Here are some examples to get an idea of how to use LoopScheduler.
To use LoopScheduler, include: ./LoopScheduler/LoopScheduler.h
class MyModule : LoopScheduler::Module
{
virtual void OnRun() override
{
// Idle for about 0.1s
Idle(0.1);
// Do anything
}
}
void SetupAndRun()
{
// Prepare ParallelGroup members:
std::vector<LoopScheduler::ParallelGroupMember> parallel_members;
// Create the first member:
auto member1 = LoopScheduler::ParallelGroupMember(
std::make_shared<MyModule>()
);
// Add to the vector:
parallel_members.push_back(member1);
// Prepare the second member, as one that can run more than once per iteration (with 1 run share per extra iteration):
auto member2 = LoopScheduler::ParallelGroupMember(
std::make_shared<MyModule>(), 1
);
parallel_members.push_back(member2);
// Create the ParallelGroup:
std::shared_ptr<LoopScheduler::ParallelGroup> parallel_group(new LoopScheduler::ParallelGroup(parallel_members));
// Alternatively:
auto parallel_group_alt = std::make_shared<LoopScheduler::ParallelGroup>(parallel_members);
// Prepare the loop
LoopScheduler::Loop loop(parallel_group);
// Run the loop (blocks until stopped)
loop.Run();
}
Make sure to never use std::shared_ptr
in 2 objects pointing at each other.
This will cause a memory leak.
It is recommended to use std::weak_ptr
when possible, or simple pointers combined with code to handle object destruction, to access peers.
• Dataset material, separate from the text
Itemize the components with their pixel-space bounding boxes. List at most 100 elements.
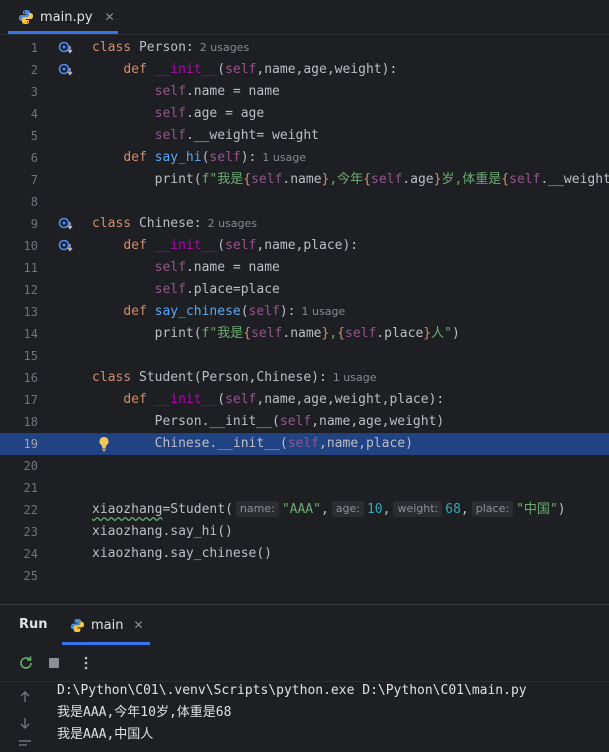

An ideal loop for a resource demanding game would be a ParallelGroup with modules that can run more than once and can handle the synchronization. This way no module can be a bottleneck, this is important because different computers may have different bottlenecks. Other loop architectures can be designed to make the implementation of modules easier.
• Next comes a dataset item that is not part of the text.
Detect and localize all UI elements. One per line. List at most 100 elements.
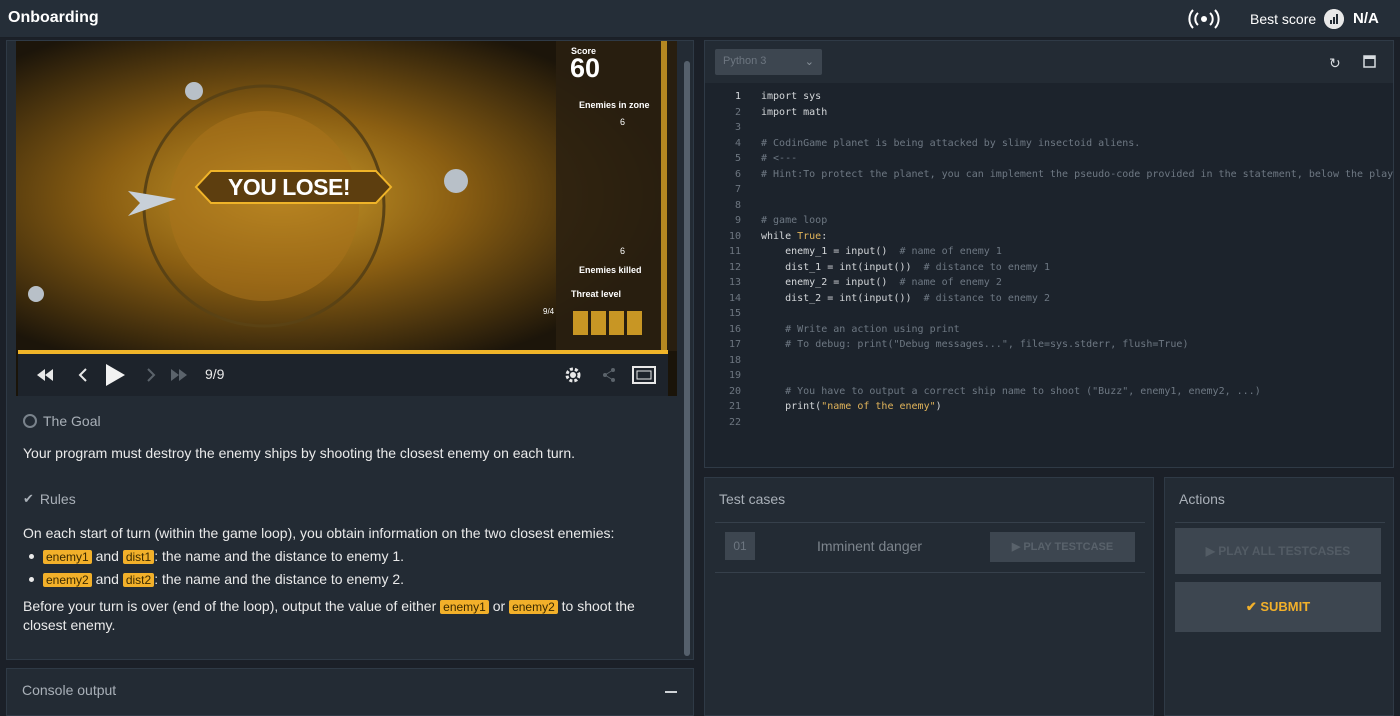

It's recommended to do IO tasks like reading files in a single module that cannot run in parallel (to itself), that means in a single thread. Doing them in multiple theads doesn't improve performance and may introduce stutters.
All the tests must be compiled with compiler optimizations off. This is because they contain dummy loops to simulate work. The 2 evaluate executables are used to evaluate the performance. To test the behavior, use combined_test to run one of the 2 pre-defined tests or create and run a custom test. combined_test offers 3 options initially:
- Test 1: A pre-defined test used as an example of how LoopScheduler works.
- Test 2: Tests whether adding 1 module to 2 groups throws an exception.
- Custom test: Allows to configure and run a custom defined loop. ./Tests/combined_test_inputs contains some examples.
The test results are manually verified except the pre-defined test2. Some test inputs are available in ./Tests/combined_test_inputs. To try them, copy the lines under "Input:", run combined_test and paste them into the command-line interface.
Before contributing to this project, please open an issue and discuss the change you wish to make. The code in this repository is meant to be kept as simple as possible and might be expanded in future work separately. More complex Groups and TimeSpanPredictors are possible, but this project is not meant to include them.